The Democratic majority in Congress should be outraged by all the quibbling, equivocating and outright lying that Bush officials did to oversight committees. It should be furious that Bush's closest aides ignored invitations and subpoenas to testify under oath. By all means, let Congress establish a 9/11-type commission to investigate the worst violations and violators.

While they're at it, they also should establish a Truman Commission to investigate war profiteering by the Halliburtons and the KBRs and the other no-bid, no-perform contractors who looted billions of dollars from our programs in Iraq and Afghanistan.

But blue-ribbon commissions, whether congressional or presidential, are long on talk and short on action.

It will fall to Mr.

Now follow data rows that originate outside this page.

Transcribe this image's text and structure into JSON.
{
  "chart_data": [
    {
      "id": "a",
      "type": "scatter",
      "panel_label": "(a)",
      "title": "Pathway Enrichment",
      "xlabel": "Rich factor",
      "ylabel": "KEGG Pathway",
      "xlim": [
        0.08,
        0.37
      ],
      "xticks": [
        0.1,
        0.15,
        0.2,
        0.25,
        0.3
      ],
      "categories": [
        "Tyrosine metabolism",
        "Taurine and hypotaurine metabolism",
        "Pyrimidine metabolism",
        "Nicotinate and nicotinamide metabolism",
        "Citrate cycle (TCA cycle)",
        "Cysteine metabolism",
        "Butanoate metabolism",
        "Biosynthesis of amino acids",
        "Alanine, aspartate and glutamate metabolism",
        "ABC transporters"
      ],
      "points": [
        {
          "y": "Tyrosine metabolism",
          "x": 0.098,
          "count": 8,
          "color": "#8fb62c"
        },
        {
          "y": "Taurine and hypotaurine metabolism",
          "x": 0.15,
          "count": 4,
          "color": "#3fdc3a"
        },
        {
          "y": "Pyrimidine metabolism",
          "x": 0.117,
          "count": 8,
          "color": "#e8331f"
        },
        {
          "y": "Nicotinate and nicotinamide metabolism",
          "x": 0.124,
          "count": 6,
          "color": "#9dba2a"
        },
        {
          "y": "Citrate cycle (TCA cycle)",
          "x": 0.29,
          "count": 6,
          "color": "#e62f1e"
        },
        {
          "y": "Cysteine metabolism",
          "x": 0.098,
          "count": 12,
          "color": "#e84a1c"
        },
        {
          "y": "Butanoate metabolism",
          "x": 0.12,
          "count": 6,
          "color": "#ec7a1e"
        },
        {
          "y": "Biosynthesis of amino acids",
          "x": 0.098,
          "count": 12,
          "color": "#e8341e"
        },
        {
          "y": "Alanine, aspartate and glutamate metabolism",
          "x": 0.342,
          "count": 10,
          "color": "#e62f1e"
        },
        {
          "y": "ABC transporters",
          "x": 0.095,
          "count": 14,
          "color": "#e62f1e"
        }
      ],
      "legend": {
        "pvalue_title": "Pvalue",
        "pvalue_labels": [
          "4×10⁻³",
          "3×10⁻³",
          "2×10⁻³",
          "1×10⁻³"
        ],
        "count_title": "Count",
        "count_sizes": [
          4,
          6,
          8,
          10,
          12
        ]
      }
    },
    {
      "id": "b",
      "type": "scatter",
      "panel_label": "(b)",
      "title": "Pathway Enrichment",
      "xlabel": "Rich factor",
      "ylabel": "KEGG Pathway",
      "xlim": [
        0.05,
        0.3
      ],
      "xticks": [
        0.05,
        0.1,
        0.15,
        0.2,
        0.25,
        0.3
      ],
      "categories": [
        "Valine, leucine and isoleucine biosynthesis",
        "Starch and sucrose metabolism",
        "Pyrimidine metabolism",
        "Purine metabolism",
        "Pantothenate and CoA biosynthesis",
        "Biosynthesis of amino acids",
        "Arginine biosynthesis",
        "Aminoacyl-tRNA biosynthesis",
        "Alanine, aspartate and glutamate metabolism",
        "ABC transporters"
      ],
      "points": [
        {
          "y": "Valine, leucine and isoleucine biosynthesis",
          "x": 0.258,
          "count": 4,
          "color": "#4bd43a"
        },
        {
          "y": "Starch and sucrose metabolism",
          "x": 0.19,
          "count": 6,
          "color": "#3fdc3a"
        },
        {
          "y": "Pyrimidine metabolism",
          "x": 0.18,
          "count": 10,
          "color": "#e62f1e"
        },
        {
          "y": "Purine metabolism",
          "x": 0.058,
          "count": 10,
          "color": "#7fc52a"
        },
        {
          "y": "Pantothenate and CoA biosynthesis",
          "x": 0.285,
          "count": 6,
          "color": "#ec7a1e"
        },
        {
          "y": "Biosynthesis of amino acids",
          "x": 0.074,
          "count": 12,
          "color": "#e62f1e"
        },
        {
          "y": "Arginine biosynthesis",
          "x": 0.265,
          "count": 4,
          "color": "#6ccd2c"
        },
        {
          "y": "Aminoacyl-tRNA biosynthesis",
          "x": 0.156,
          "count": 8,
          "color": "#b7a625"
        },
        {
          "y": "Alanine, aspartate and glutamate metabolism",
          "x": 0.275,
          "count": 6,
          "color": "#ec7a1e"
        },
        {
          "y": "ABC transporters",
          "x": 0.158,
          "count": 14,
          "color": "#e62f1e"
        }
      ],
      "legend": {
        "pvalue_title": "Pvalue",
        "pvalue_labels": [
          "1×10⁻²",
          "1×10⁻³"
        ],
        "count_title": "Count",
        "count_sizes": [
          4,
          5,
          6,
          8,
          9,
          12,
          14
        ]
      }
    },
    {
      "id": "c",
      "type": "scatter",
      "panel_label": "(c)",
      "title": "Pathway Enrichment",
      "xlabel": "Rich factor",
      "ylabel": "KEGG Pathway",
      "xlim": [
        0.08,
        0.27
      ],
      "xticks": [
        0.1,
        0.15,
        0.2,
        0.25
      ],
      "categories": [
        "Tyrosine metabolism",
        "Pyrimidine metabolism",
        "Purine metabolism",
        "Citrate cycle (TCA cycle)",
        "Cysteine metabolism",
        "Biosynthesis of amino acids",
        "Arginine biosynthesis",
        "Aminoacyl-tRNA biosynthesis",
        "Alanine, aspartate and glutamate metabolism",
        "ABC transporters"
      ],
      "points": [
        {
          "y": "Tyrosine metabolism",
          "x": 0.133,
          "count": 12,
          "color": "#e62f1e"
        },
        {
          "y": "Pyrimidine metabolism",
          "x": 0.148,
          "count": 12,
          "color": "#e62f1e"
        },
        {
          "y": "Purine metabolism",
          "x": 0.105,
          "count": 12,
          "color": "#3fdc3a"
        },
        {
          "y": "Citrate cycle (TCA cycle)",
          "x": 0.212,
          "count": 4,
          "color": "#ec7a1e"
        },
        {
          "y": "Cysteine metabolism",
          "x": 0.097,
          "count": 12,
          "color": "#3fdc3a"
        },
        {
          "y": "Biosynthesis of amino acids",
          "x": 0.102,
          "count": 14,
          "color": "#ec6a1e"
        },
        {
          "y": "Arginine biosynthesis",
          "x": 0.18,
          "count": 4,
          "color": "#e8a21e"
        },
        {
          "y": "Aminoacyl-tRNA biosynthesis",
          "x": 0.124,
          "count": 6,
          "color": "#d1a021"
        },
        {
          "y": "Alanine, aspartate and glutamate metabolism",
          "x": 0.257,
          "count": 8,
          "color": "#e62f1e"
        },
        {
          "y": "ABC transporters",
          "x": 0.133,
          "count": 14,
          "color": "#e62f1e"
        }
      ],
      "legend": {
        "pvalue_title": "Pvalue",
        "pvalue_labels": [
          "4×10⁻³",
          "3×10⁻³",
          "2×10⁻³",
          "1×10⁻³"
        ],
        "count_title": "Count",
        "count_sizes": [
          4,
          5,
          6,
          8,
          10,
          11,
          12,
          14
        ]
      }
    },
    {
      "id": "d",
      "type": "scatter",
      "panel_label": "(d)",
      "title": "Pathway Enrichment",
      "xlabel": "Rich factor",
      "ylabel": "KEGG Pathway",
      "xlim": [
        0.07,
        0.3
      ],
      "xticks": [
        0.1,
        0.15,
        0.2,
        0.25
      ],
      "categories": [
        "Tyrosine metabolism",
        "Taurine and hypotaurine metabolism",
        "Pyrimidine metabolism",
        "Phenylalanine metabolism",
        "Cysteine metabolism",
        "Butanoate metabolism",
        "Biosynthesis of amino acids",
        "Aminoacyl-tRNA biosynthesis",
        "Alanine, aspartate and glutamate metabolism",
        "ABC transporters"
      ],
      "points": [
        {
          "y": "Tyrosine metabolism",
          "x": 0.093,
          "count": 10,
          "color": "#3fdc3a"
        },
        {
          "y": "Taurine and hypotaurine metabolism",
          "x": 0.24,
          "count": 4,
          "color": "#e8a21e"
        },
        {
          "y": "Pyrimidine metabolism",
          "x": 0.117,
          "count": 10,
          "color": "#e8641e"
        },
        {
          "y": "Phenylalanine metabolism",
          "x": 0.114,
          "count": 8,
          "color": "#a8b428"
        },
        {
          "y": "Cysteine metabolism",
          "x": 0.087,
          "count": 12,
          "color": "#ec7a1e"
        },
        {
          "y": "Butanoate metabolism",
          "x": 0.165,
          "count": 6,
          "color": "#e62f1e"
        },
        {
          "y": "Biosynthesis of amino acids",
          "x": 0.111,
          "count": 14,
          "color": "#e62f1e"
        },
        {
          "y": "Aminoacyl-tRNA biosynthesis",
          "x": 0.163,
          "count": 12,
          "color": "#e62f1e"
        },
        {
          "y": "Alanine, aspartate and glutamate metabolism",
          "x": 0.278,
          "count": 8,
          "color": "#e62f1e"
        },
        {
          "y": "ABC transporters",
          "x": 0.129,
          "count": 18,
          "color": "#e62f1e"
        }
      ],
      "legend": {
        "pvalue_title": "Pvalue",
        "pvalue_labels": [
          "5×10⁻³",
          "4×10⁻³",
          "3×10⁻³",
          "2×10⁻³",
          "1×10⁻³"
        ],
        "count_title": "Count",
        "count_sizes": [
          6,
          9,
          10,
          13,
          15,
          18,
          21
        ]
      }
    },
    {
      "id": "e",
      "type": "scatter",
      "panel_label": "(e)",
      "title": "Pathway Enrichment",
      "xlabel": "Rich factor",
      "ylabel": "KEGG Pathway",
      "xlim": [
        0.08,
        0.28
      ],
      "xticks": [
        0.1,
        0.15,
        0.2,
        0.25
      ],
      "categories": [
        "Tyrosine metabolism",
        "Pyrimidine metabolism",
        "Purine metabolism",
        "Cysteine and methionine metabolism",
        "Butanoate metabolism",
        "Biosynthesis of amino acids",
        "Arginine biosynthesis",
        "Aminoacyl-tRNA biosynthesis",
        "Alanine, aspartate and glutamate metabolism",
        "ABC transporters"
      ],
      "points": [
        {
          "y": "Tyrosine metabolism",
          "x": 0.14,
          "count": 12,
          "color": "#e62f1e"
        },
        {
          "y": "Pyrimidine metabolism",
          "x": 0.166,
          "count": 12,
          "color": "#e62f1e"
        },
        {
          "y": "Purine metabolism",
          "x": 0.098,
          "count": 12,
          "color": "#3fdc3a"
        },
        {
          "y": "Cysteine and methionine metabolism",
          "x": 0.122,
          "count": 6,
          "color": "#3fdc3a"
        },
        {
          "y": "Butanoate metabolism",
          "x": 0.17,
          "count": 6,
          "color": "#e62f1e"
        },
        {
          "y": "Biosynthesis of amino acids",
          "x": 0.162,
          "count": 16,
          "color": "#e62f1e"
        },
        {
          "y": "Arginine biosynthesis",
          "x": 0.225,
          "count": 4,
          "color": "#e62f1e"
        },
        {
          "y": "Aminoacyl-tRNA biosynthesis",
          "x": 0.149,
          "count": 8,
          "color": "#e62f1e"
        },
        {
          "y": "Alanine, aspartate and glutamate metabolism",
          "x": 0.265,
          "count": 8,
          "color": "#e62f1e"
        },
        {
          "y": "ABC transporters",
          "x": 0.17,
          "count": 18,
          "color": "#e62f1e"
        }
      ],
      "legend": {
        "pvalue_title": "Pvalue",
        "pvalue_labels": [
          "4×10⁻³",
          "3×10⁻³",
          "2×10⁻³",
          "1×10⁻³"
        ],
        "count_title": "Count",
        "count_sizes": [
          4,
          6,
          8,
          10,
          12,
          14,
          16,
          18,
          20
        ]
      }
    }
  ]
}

Holder and his renovated and reinvigorated Justice Department to plumb the depths of lawbreaking by the previous administration and its leaders and followers.

Nothing less will suffice. Nothing less will convince the American people that we live in a nation where no man is above the law.

Our farsighted forebears had reason to fear and hate the capricious rule of kings and emperors, and they sought in virtually every line of our Constitution and Bill of Rights to ensure that no man was ever above the law; that no man in America could ever appropriate absolute power for himself.

We've lived through a long national nightmare -- a time when those in power played on our fears to emasculate constitutional protections and individual rights in the name of security. Taking away freedom to protect freedom is akin to that Vietnam War officer who famously said: "We had to destroy the village in order to save it."

The only way we can repair all the damage they did is to confront those who led us astray, led us far from our roots and our hopes and our dreams and into a dark nether world where in order to save freedom we were willing to surrender it.

All that is necessary for evil to triumph, after all, is for good men to do nothing.